## Topic Modeling 
We will use the algorithm Latent Dirichlet Allocation (LDA) to find automatically the top 10 most relevant topics in the publications.
This is an unsupervised algorithm. It will find relations between words , tweets and topics and 
it will select the most relevant words in all the tweets. 

In [None]:
# Import libraries.
import pandas as pd

# Gensim
import gensim
import gensim.corpora as corpora
from pprint import pprint
from gensim.models import CoherenceModel
import pyLDAvis
import pyLDAvis.gensim

In [None]:
## Import csv twitts in Spanish
mx_twitts=pd.read_csv('data/clean/mx_twitts.csv')

 ## Create the Dictionary and Corpus needed for Topic Modeling

In [None]:
token_tweets_list=[]

for token in mx_twitts['clean_text'].str.split():   
    token_tweets_list.append(token)

In [None]:
len(token_tweets_list)

Gensim creates a unique id for each word in the document.

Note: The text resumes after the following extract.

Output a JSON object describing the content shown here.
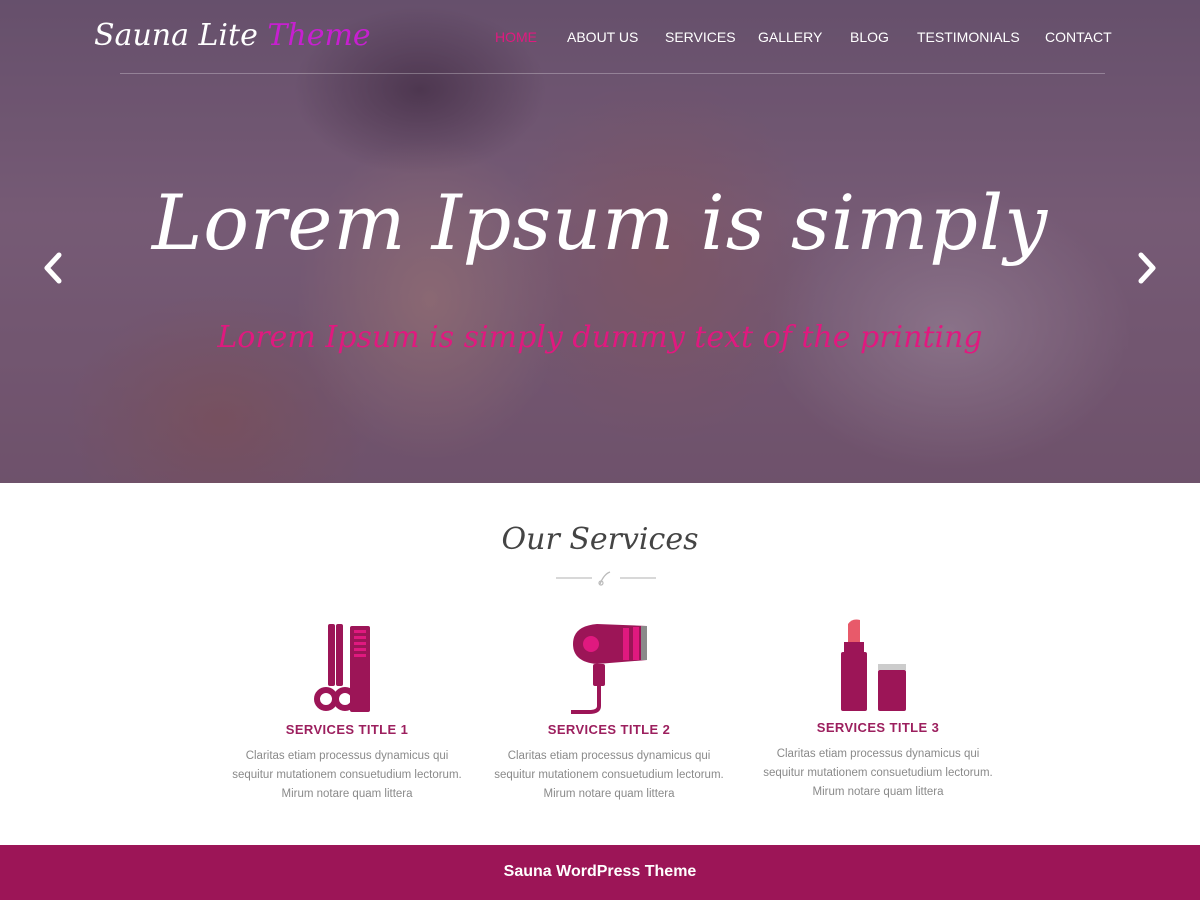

The produced corpus shown above is a mapping of (word_id, word_frequency). This is used as the input by the LDA model.

In [None]:
# Create Dictionary
id2word = corpora.Dictionary(token_tweets_list)

# Create Corpus
texts = token_tweets_list

# Term Document Frequency
corpus = [id2word.doc2bow(text) for text in texts]

# View
print(corpus[:5])

## Building the Topic Model

In [None]:
# Build LDA model , setup parameter like quantity of topics and passses
lda_model = gensim.models.ldamodel.LdaModel(corpus=corpus,
                                           id2word=id2word,
                                           num_topics=10, 
                                           random_state=100,
                                           update_every=1,
                                           chunksize=100,
                                           passes=10,
                                           alpha='auto',
                                           per_word_topics=True)

## View the topics in LDA model

In [None]:
# Print the Keyword in the 10 topics
pprint(lda_model.print_topics())
doc_lda = lda_model[corpus]

## Compute Model Perplexity and Coherence Score

In [None]:
# Compute Perplexity
print('\nPerplexity: ', lda_model.log_perplexity(corpus))  # a measure of how good the model is. lower the better.

# Compute Coherence Score
coherence_model_lda = CoherenceModel(model=lda_model, texts=token_tweets_list, dictionary=id2word, coherence='c_v')
coherence_lda = coherence_model_lda.get_coherence()
print('\nCoherence Score: ', coherence_lda)

## Visualize the topics-keywords

In [None]:
# Visualize the topics
pyLDAvis.enable_notebook()
vis = pyLDAvis.gensim.prepare(lda_model, corpus, id2word, mds='mmds')
vis

#topicData = pyLDAvis.gensim.prepare(ldamodel, docTermMatrix, dictionary, mds='mmds')